Dhanak, an Urdu term for rainbow, is a non-profit organisation mostly comprising interfaith and inter-caste couples that started as a support group in 2004. It organised an online press conference on February 12 to promote a person’s choice to love that received some unplanned participants, reported The Wire.
The online conference was interrupted twice by some people who disrupted the event, warning them of police action and also used slurs against Muslim men. The Wire reported that the first disruption was caused by a person who threatened couples from Uttar Pradesh and Madhya Pradesh with legal action. He interrupted and said that he would file ‘love jihad’ cases against couples from Madhya Pradesh and Uttar Pradesh under the recently passed anti-conversion laws in the respective States.
The second person, identified as Mithula Thakur on Zoom, abused the couples and issued death and rape threats. Dhanak member Asif Eqbal was told, “Shut these katuas (abusive slur used for Muslim men) up. All of you will get implicated (in Love Jihad cases) now. Not one of you will be spared. I have noted down all the participants’ names. All of you will go to jail. Do you understand?”
The Wire quoted Asif Eqbal saying, “You can understand the kind of people who are joining and threatening us openly in this forum. But still, we know that we are not doing anything unconstitutional. We can fight this. I cannot say much about it, we are used to such threats. This is a common mentality and sadly, the government has also joined in”.
He further said the zoom press conference was planned two days before Valentine’s Day because “it was a great time to inform people about the myths surrounding love”. He said that the new laws are not necessary because the Special Marriage Act allows couples to enter into wedlock without being governed by any religious law.

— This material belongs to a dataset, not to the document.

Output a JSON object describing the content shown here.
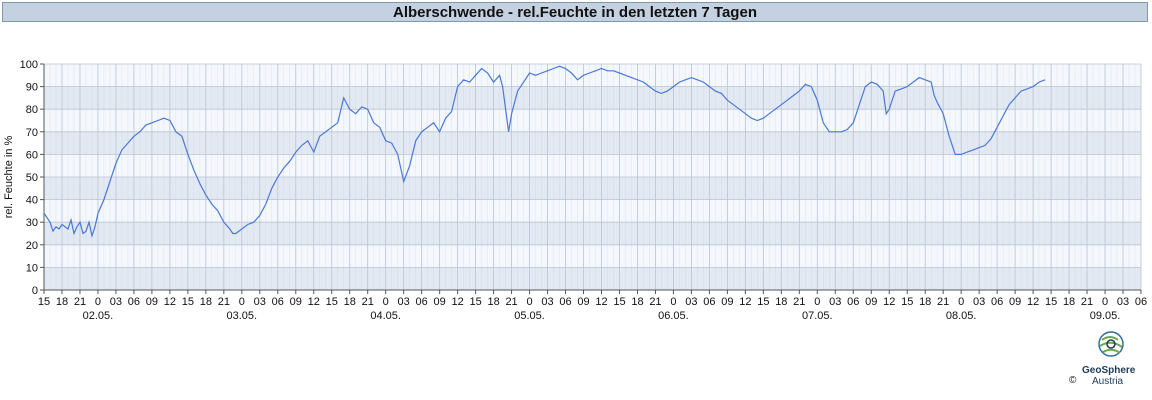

Coming out in support of interfaith unions, the President of Dhanak, Sheeba Fehmi told The Wire that, “fringe elements” have been empowered to such an extent that they have the audacity to disrupt a press conference and issue threats openly. “Support these brave young couples”, she said.
After the unnecessary disruptions and threats, Asif Eqbal also encouraged all couples on Zoom to not let societal and political pressure influence their choice and freedom to love. “If you are determined to be with somebody, don’t compromise. Your parents will understand, I know they are the biggest challenge. I know your financial status and conditioning also matter in this, but we can at least try,” he said.
Dhanak believes that differences in religious backgrounds bring with it some unique issues and experiences, but the idea is to help people with similar backgrounds to come together and form a support structure for each other at small group and individual levels. More importantly, they stand to counter the spread of communalism in society.
Recently, the Supreme Court on similar principles, observed that youngsters are choosing their life partners while departing from societal norms of caste and community and perhaps this is the way forward where caste and community tensions will reduce by such interfaith marriages. “Intimacies of marriage lie within a core zone of privacy, which is inviolable and even matters of faith would have the least effect on them”, noted the Bench.